In 2016, Hillary Clinton won the popular vote by 2.87 million votes. Even if she had won the presidency, her performance would have marked another steep decline in Democrats’ margin of victory, down a whopping 66 percent from 2008. It would have been the narrowest popular vote margin of any winning candidate since the 2000 election.

However, Clinton’s popular vote lead came overwhelmingly from densely populated and left-leaning states like California. Relative to Barack Obama, she underperformed in key midwestern states, ultimately losing the Electoral College by 74 votes and costing the Democrats the White House.

To better understand this loss, I turned to exit polls, surveys of voters taken directly after voting. Exit polls are a great resource for understanding why a Democratic majority has failed to emerge over the last 10 years. They are specifically designed to help pundits and analysts make sense of electoral outcomes and produce narrative frames.
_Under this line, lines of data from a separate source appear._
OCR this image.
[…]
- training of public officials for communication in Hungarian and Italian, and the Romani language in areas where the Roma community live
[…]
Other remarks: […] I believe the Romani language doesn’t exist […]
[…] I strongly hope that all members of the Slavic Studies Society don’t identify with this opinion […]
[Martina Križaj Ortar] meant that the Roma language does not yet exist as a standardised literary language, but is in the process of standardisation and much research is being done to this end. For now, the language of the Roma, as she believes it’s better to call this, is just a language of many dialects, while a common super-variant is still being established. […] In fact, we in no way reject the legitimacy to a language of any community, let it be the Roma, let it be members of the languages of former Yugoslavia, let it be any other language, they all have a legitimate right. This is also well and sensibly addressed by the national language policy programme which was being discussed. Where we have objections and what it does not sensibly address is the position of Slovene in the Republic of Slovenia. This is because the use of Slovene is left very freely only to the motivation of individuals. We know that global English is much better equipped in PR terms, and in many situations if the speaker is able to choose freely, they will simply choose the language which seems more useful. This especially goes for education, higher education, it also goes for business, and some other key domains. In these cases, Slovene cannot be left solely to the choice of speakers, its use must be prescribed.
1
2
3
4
 But here’s the rub: Republicans actually don’t need to outright win – or even come close to winning – any of these demographic categories in order to come out ahead. If minority turnout is low, Republicans win. If Democrats fail to capture 2012 levels of black, Hispanic and Asian votes, they lose. It doesn’t really matter if lost votes go to Republicans or independents – the outcome is the same.